Hay que tener claro, sin embargo, que el follón de la presidencia de la nación española juega en todo esto un papel meramente simbólico. El verdadero problema que tenían los castellanos, o mejor deberíamos decir los cardenales, era el proceso de elección del nuevo Papa. Era, de hecho, el tema en el que Segismundo no estaba dispuesto a transigir, pues era consciente de que, si dejaba que la nueva cabeza de la Iglesia fuese elegida por cooptación entre los miembros de una elite que asimismo lo eran por acción de esos mismos papas a los que elegían, todas las esperanzas de conseguir una reforma de la Iglesia serían en vano (cierto: mientras exista el Cónclave, la Iglesia evolucionará a paso de tortuga, y eso si lo hace). Todo esto era algo que el rey de romanos no estaba dispuesto a permitir, pues él, casi mejor que nadie en toda Europa, comenzaba a sentir en su nuca el aliento de esa cosa que, con los años, hemos terminado por conocer con el concepto de Reforma. Segismundo sabía mejor que nadie que algo se estaba moviendo en Alemania, en Bohemia, en Hungría. Que ese algo era mucho más importante de lo que parecía, y que sólo una Iglesia más flexible, más participativa, más adaptable, sería capaz de fagocitarlo. No, no podía admitir que el nuevo Papa, destinado a gobernar una nueva Iglesia, saliese necesariamente de aquella jaula de cacatúas corruptas hasta la médula. Los cardenales deliberaron por su cuenta con los castellanos el 13 de septiembre, y éstos contestaron que sólo regresarían al concilio si se les daba satisfacción en el tema de la presidencia y si se definía exactamente el proceso de elección del nuevo Papa. A Segismundo, la primera de las condiciones le importaba un testículo; habría aceptado el nombramiento de Willy Toledo sin un parpadeo. Era la segunda condición la que no estaba dispuesto a admitir.

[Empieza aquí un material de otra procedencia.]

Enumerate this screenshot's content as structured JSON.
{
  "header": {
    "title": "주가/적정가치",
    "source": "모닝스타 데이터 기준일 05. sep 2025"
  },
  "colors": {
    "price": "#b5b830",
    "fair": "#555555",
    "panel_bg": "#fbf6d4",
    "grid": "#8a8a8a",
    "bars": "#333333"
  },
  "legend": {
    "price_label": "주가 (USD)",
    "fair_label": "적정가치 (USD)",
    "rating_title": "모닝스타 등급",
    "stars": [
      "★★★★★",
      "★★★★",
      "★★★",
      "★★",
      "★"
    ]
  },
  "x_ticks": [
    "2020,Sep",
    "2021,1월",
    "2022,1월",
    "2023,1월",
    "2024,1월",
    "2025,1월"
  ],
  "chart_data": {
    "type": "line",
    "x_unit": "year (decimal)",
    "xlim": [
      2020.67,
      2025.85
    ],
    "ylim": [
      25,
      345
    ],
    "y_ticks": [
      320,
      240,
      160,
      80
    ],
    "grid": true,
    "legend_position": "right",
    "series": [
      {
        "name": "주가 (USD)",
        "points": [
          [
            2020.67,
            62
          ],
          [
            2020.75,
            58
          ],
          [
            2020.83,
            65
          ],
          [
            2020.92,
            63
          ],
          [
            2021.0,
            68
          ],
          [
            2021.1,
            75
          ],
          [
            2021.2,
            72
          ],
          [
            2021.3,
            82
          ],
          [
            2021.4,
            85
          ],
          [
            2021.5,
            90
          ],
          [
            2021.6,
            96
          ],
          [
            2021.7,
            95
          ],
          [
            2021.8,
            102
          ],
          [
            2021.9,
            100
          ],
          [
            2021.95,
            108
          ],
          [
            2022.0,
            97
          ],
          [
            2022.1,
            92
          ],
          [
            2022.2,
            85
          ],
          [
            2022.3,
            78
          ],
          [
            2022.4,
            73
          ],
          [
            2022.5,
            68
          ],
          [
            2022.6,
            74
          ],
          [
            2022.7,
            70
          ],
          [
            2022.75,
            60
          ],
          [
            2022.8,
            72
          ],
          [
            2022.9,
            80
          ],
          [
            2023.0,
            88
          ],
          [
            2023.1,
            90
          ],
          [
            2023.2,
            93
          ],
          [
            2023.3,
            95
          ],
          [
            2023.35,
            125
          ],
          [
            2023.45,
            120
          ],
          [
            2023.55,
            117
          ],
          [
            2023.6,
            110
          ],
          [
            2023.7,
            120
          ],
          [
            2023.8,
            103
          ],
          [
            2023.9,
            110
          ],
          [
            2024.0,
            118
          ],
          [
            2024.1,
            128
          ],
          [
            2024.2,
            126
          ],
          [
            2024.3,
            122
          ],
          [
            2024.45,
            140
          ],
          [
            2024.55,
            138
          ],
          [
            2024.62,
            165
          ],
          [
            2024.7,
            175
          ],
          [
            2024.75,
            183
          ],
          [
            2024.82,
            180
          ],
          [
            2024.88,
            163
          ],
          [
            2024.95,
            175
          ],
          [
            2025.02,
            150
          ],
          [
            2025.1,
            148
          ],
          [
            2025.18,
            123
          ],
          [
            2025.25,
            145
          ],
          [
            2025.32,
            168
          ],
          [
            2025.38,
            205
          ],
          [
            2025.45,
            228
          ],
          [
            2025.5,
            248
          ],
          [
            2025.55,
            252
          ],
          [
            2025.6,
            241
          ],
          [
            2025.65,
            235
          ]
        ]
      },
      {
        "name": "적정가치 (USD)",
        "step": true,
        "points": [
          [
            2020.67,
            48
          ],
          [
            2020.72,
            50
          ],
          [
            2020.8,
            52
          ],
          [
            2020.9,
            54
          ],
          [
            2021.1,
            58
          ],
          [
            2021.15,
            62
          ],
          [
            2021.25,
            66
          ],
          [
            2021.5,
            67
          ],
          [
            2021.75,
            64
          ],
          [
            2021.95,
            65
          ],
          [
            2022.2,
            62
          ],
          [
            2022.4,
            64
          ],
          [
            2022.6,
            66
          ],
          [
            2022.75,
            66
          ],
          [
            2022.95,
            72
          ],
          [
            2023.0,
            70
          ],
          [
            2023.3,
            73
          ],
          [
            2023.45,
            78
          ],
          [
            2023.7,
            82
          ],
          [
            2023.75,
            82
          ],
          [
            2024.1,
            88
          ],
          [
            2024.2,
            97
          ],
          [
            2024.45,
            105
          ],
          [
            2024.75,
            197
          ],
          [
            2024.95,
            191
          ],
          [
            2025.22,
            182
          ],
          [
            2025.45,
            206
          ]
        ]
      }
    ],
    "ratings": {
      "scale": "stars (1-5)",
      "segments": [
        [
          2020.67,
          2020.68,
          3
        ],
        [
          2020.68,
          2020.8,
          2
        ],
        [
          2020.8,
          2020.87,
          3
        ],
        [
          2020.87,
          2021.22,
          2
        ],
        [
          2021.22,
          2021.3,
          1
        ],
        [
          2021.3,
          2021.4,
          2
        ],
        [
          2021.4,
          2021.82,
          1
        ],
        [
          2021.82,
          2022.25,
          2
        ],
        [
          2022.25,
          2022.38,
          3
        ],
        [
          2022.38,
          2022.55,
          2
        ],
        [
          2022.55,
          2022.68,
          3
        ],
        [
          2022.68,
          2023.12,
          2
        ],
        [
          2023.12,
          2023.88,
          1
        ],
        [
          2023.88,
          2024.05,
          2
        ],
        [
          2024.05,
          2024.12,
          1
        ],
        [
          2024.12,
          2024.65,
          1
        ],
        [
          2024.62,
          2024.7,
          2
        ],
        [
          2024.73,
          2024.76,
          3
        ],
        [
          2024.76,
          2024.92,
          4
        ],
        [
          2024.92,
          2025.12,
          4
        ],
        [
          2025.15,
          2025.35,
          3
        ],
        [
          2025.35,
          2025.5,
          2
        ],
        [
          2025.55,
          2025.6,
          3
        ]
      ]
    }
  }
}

El 22 de septiembre, una delegación formada por dos cardenales y un grupo de sacerdotes se desplazó a la cercana residencia de los castellanos, y logró que físicamente regresasen a Constanza. Los cardenales sabían que Segismundo no se movería, y ahora trabajaban para que no terminase todo en la prolongación del cisma. El día 27, tras arduas negociaciones, consiguieron un acuerdo: el portugués seguiría de presidente los días que quedaban de septiembre, pero en octubre lo sería el arcediano de Pamplona.

Aquel consenso salvó el concilio de Constanza. Poco tiempo después, gracias sobre todo a la mediación del obispo de Westminster, se celebró finalmente un cónclave al que asistieron miembros de las naciones conciliares, el 8 de noviembre. Todo el mundo tenía ganas de pasar página y, por eso, apenas tres días después se anunció la elección de Otón Colonna, quien fue Papa con el nombre de Martín V. Fueron votantes españoles en dicho cónclave: Diego de Anaya, obispo de Cuenca, por Castilla; Felipe de Malla por Aragón; Blasco Hernández, por Portugal; el obispo de Dax por Navarra; y, como representantes de la globalidad ibérica: el obispo de Badajoz, castellano; y Gonzalo García de Santa María, también castellano aunque formalmente embajador de Aragón.